Pollock’s chief complaint is that the absence of Uber will lead to price-gouging, something that of course Uber itself would never do. Without Uber Austin is left with a “bizarre ecosystem of random auto-barter” and — you’re going to think I’m making this up, but I promise, it’s in the post — an “insane transit apocalypse.” Only Uber can save us from certain destruction! It’s like in superhero movies when the general public hate and resent superheroes but then when they’re faced by alien invasion or something they come begging. Only in Austin it’ll be Travis Kalanick before whom they abase themselves, not Captain America.

Oh, and: “Also, the city allows cab drivers to smoke in their cars.”

Speaking of people abasing themselves, I’ve gotten very, very tired of bare-faced shilling for enormous tech companies passing itself off as journalistic reflection. You’d never learn from Pollack why Austin rejected Uber — or rather, demanded that Uber and Lyft follow some basic legal guidelines which Uber and Lyft pulled out of the city rather than follow. If you want to understand the facts of the case, start with the always-excellent Erica Greider.
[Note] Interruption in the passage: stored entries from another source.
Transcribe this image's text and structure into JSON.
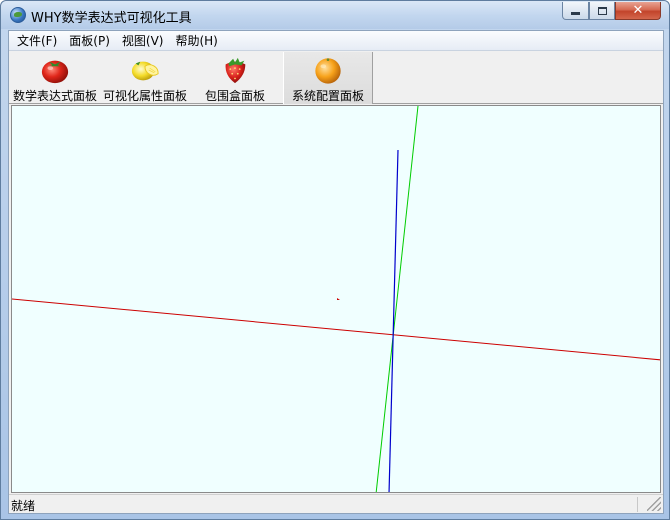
{
  "window": {
    "title": "WHY数学表达式可视化工具",
    "close_glyph": "✕"
  },
  "menu": [
    {
      "label": "文件(F)"
    },
    {
      "label": "面板(P)"
    },
    {
      "label": "视图(V)"
    },
    {
      "label": "帮助(H)"
    }
  ],
  "toolbar": {
    "buttons": [
      {
        "label": "数学表达式面板",
        "icon": "tomato-icon"
      },
      {
        "label": "可视化属性面板",
        "icon": "lemon-icon"
      },
      {
        "label": "包围盒面板",
        "icon": "strawberry-icon"
      },
      {
        "label": "系统配置面板",
        "icon": "orange-icon"
      }
    ]
  },
  "canvas": {
    "background": "#f0ffff",
    "axis_colors": {
      "x": "#cc0000",
      "y": "#0000cc",
      "z": "#00cc00"
    }
  },
  "status": {
    "text": "就绪"
  }
}
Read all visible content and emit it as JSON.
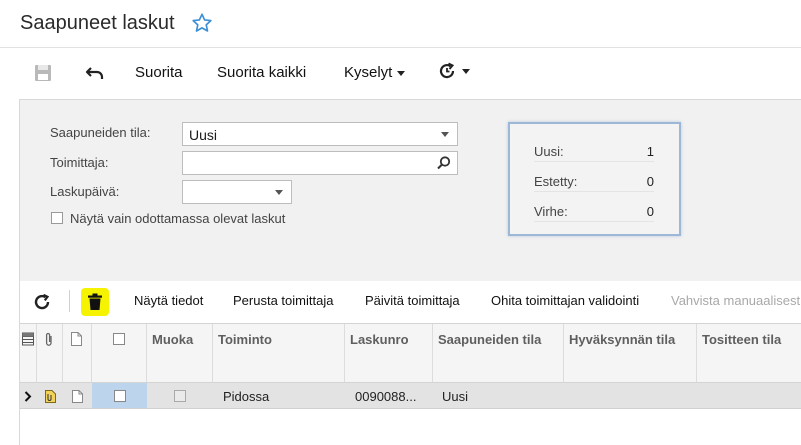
{
  "page": {
    "title": "Saapuneet laskut"
  },
  "toolbar": {
    "run_label": "Suorita",
    "run_all_label": "Suorita kaikki",
    "queries_label": "Kyselyt"
  },
  "filters": {
    "status_label": "Saapuneiden tila:",
    "status_value": "Uusi",
    "supplier_label": "Toimittaja:",
    "supplier_value": "",
    "invoice_date_label": "Laskupäivä:",
    "invoice_date_value": "",
    "pending_only_label": "Näytä vain odottamassa olevat laskut"
  },
  "stats": {
    "items": [
      {
        "label": "Uusi:",
        "value": "1"
      },
      {
        "label": "Estetty:",
        "value": "0"
      },
      {
        "label": "Virhe:",
        "value": "0"
      }
    ]
  },
  "grid_toolbar": {
    "show_details": "Näytä tiedot",
    "create_supplier": "Perusta toimittaja",
    "update_supplier": "Päivitä toimittaja",
    "skip_validation": "Ohita toimittajan validointi",
    "confirm_manual": "Vahvista manuaalisest"
  },
  "grid": {
    "columns": {
      "modified": "Muoka",
      "action": "Toiminto",
      "invoice_no": "Laskunro",
      "incoming_status": "Saapuneiden tila",
      "approval_status": "Hyväksynnän tila",
      "voucher_status": "Tositteen tila"
    },
    "rows": [
      {
        "action": "Pidossa",
        "invoice_no": "0090088...",
        "incoming_status": "Uusi"
      }
    ]
  },
  "colors": {
    "highlight": "#f6f300",
    "selection": "#bcd4ec",
    "star": "#3b8fd6"
  }
}
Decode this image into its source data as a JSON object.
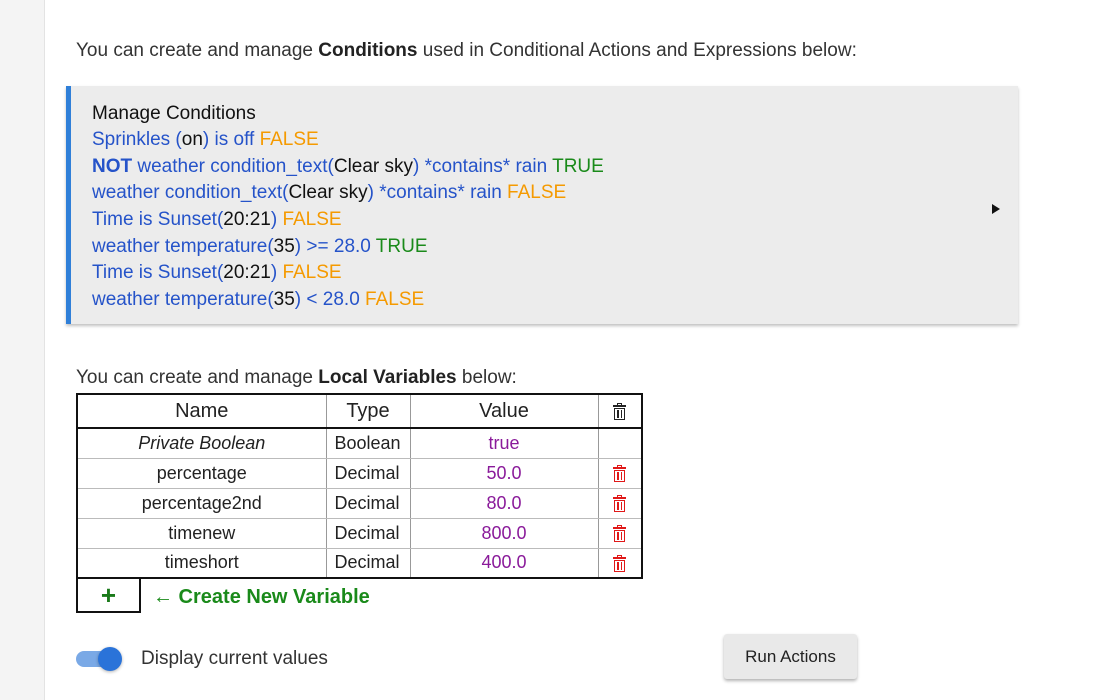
{
  "conditions_intro": {
    "prefix": "You can create and manage ",
    "bold": "Conditions",
    "suffix": " used in Conditional Actions and Expressions below:"
  },
  "conditions_panel": {
    "title": "Manage Conditions",
    "lines": [
      {
        "segments": [
          {
            "text": "Sprinkles (",
            "style": "blue"
          },
          {
            "text": "on",
            "style": "dark"
          },
          {
            "text": ") is off ",
            "style": "blue"
          },
          {
            "text": "FALSE",
            "style": "false"
          }
        ]
      },
      {
        "segments": [
          {
            "text": "NOT",
            "style": "notkw"
          },
          {
            "text": " weather condition_text(",
            "style": "blue"
          },
          {
            "text": "Clear sky",
            "style": "dark"
          },
          {
            "text": ") *contains* rain ",
            "style": "blue"
          },
          {
            "text": "TRUE",
            "style": "true"
          }
        ]
      },
      {
        "segments": [
          {
            "text": "weather condition_text(",
            "style": "blue"
          },
          {
            "text": "Clear sky",
            "style": "dark"
          },
          {
            "text": ") *contains* rain ",
            "style": "blue"
          },
          {
            "text": "FALSE",
            "style": "false"
          }
        ]
      },
      {
        "segments": [
          {
            "text": "Time is Sunset(",
            "style": "blue"
          },
          {
            "text": "20:21",
            "style": "dark"
          },
          {
            "text": ") ",
            "style": "blue"
          },
          {
            "text": "FALSE",
            "style": "false"
          }
        ]
      },
      {
        "segments": [
          {
            "text": "weather temperature(",
            "style": "blue"
          },
          {
            "text": "35",
            "style": "dark"
          },
          {
            "text": ") >= 28.0 ",
            "style": "blue"
          },
          {
            "text": "TRUE",
            "style": "true"
          }
        ]
      },
      {
        "segments": [
          {
            "text": "Time is Sunset(",
            "style": "blue"
          },
          {
            "text": "20:21",
            "style": "dark"
          },
          {
            "text": ") ",
            "style": "blue"
          },
          {
            "text": "FALSE",
            "style": "false"
          }
        ]
      },
      {
        "segments": [
          {
            "text": "weather temperature(",
            "style": "blue"
          },
          {
            "text": "35",
            "style": "dark"
          },
          {
            "text": ") < 28.0 ",
            "style": "blue"
          },
          {
            "text": "FALSE",
            "style": "false"
          }
        ]
      }
    ],
    "expand_icon": "triangle-right-icon"
  },
  "variables_intro": {
    "prefix": "You can create and manage ",
    "bold": "Local Variables",
    "suffix": " below:"
  },
  "variables_table": {
    "headers": {
      "name": "Name",
      "type": "Type",
      "value": "Value",
      "delete_icon": "trash-icon"
    },
    "rows": [
      {
        "name": "Private Boolean",
        "type": "Boolean",
        "value": "true",
        "italic": true,
        "deletable": false
      },
      {
        "name": "percentage",
        "type": "Decimal",
        "value": "50.0",
        "italic": false,
        "deletable": true
      },
      {
        "name": "percentage2nd",
        "type": "Decimal",
        "value": "80.0",
        "italic": false,
        "deletable": true
      },
      {
        "name": "timenew",
        "type": "Decimal",
        "value": "800.0",
        "italic": false,
        "deletable": true
      },
      {
        "name": "timeshort",
        "type": "Decimal",
        "value": "400.0",
        "italic": false,
        "deletable": true
      }
    ]
  },
  "add_variable": {
    "button_label": "+",
    "create_label": "← Create New Variable"
  },
  "display_toggle": {
    "label": "Display current values",
    "checked": true
  },
  "run_button": {
    "label": "Run Actions"
  },
  "colors": {
    "accent_blue": "#2f7fd8",
    "condition_blue": "#2553c9",
    "false_orange": "#f59a00",
    "true_green": "#1a8a1a",
    "value_purple": "#8a1a9a",
    "delete_red": "#e01818"
  }
}
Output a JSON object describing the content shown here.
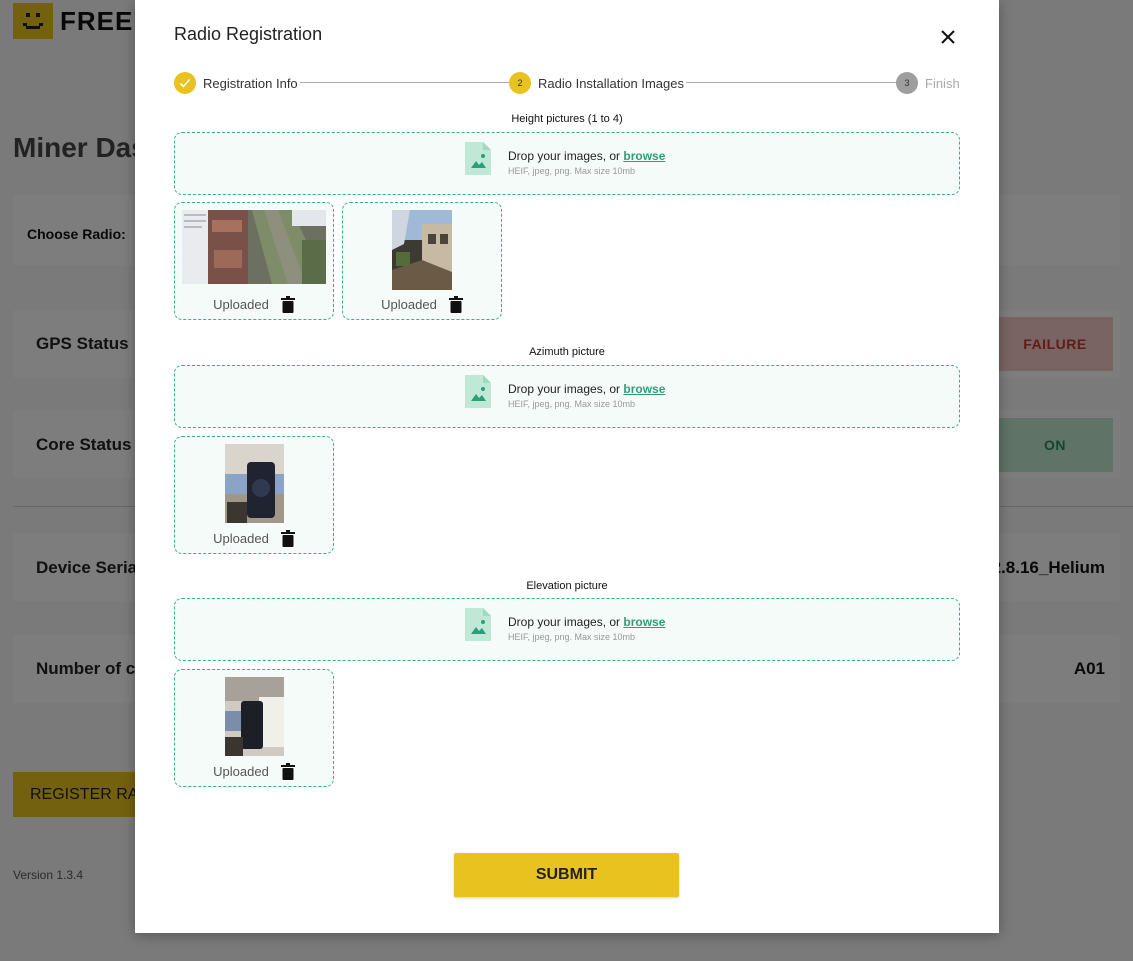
{
  "background": {
    "logo_text": "FREED",
    "page_title": "Miner Das",
    "choose_radio_label": "Choose Radio:",
    "gps_status_label": "GPS Status",
    "gps_status_value": "FAILURE",
    "core_status_label": "Core Status",
    "core_status_value": "ON",
    "device_serial_label": "Device Seria",
    "device_serial_value": "2.8.16_Helium",
    "number_label": "Number of c",
    "number_value": "A01",
    "register_button": "REGISTER RA",
    "version": "Version 1.3.4",
    "colors": {
      "brand": "#e8c21f",
      "failure_bg": "#f4c7c7",
      "on_bg": "#bfe6cf"
    }
  },
  "modal": {
    "title": "Radio Registration",
    "close_icon": "close-icon",
    "steps": [
      {
        "number": "",
        "label": "Registration Info",
        "state": "done"
      },
      {
        "number": "2",
        "label": "Radio Installation Images",
        "state": "active"
      },
      {
        "number": "3",
        "label": "Finish",
        "state": "pending"
      }
    ],
    "sections": [
      {
        "label": "Height pictures (1 to 4)",
        "drop_text": "Drop your images, or ",
        "browse_text": "browse",
        "hint": "HEIF, jpeg, png. Max size 10mb",
        "uploads": [
          {
            "status": "Uploaded"
          },
          {
            "status": "Uploaded"
          }
        ]
      },
      {
        "label": "Azimuth picture",
        "drop_text": "Drop your images, or ",
        "browse_text": "browse",
        "hint": "HEIF, jpeg, png. Max size 10mb",
        "uploads": [
          {
            "status": "Uploaded"
          }
        ]
      },
      {
        "label": "Elevation picture",
        "drop_text": "Drop your images, or ",
        "browse_text": "browse",
        "hint": "HEIF, jpeg, png. Max size 10mb",
        "uploads": [
          {
            "status": "Uploaded"
          }
        ]
      }
    ],
    "submit_label": "SUBMIT",
    "colors": {
      "accent": "#e8c21f",
      "dropzone_border": "#3aae8a",
      "link": "#2e9e7a"
    }
  }
}
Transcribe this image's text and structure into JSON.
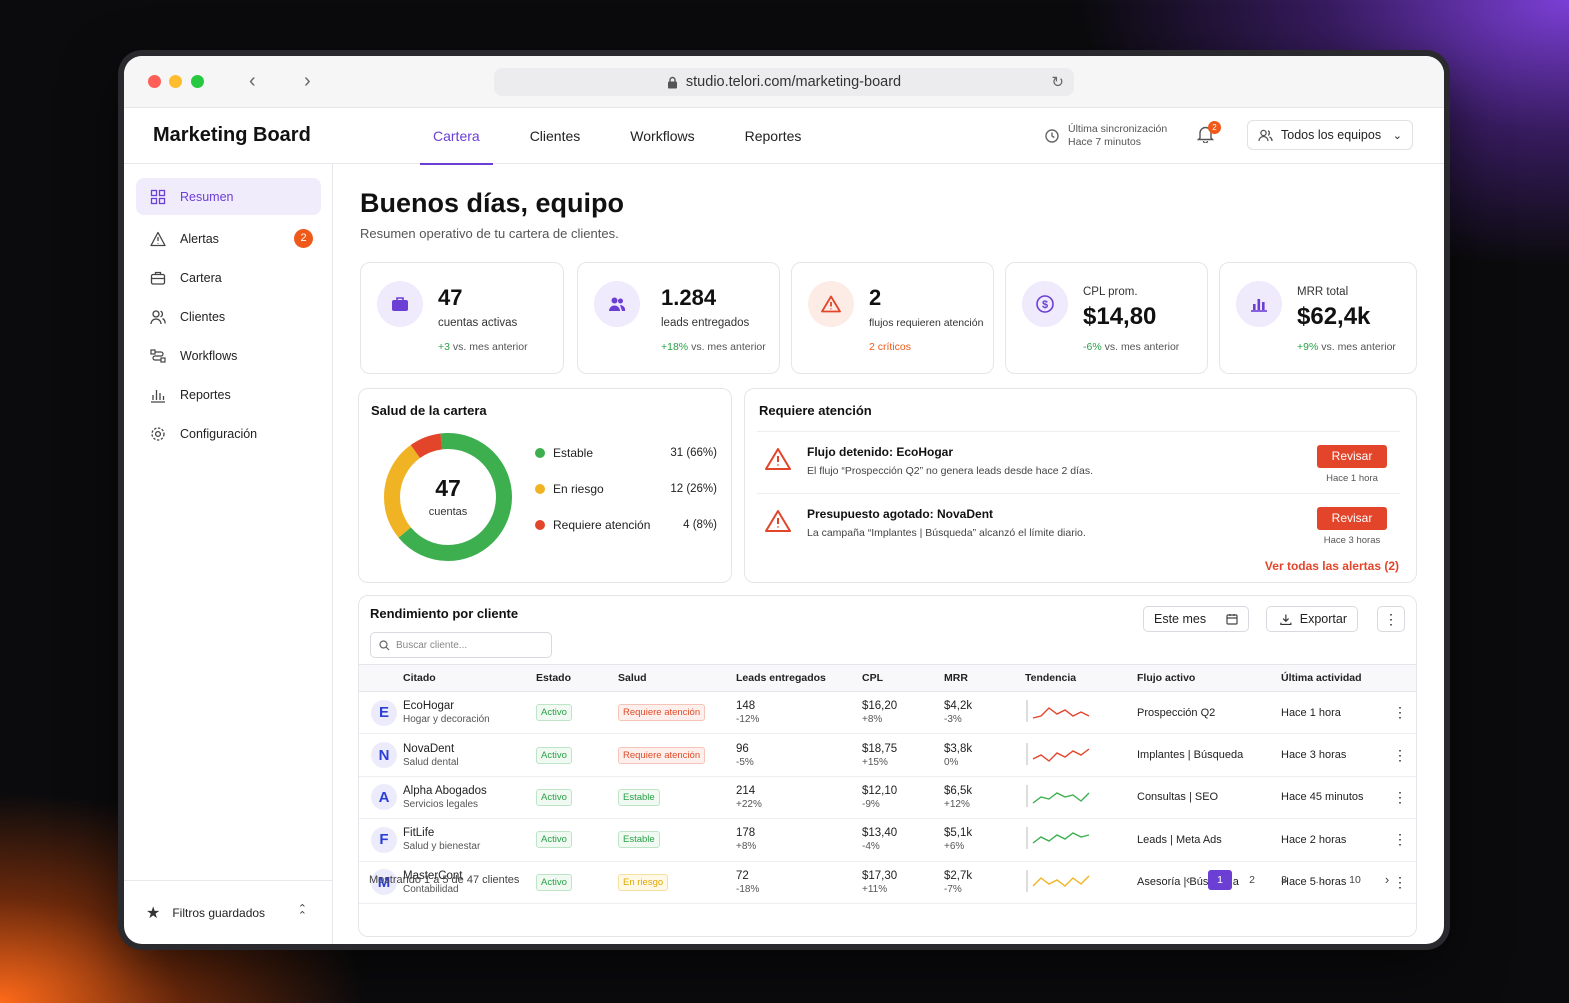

Maybe the voters of Austin are wrong, but let’s try to find out what they were thinking, shall we, instead of screeching about “insane transit apocalypse.” And let’s try to bear in mind that companies like Uber aren’t charitable organizations, sacrificing themselves for the common transportation good.

In short, we need people writing about big business — including big tech business — who have a strong moral compass that’s not easily discombobulated by the magnetic fields of media-savvy companies with slick self-promotion machines. Recently I was reading an interview with the journalist Rana Foroohar in which she said this:

One of the things I wanted to do in this book was get away from a culture of blaming the bankers, blaming the CEOs, blaming the one percent. I cover these people on a daily basis. Nobody’s venal here. They really are doing what they’re incentivized to do. It’s just that over the long haul, it doesn’t happen to work.

Really? Nobody is venal? There are no venal people on Wall Street or in executive boardrooms? I guess Michael Lewis has just been making up stories all these years…. 
But also look a little closer: “Nobody’s venal here. They really are doing what they’re incentivized to do.” For Foroohar, if you’re just “doing what you’re incentivized to do” that’s a moral pass, a get-out-of-jail-free card. But for me that’s the very definition of venality. 
If you’re not willing to apply a moral standard to writing about big business that comes from outside the system of “incentivization,” outside the pious rhetoric that thinly veneers sleaze, then I’m not interested in your opinions about the effects of business decisions on society.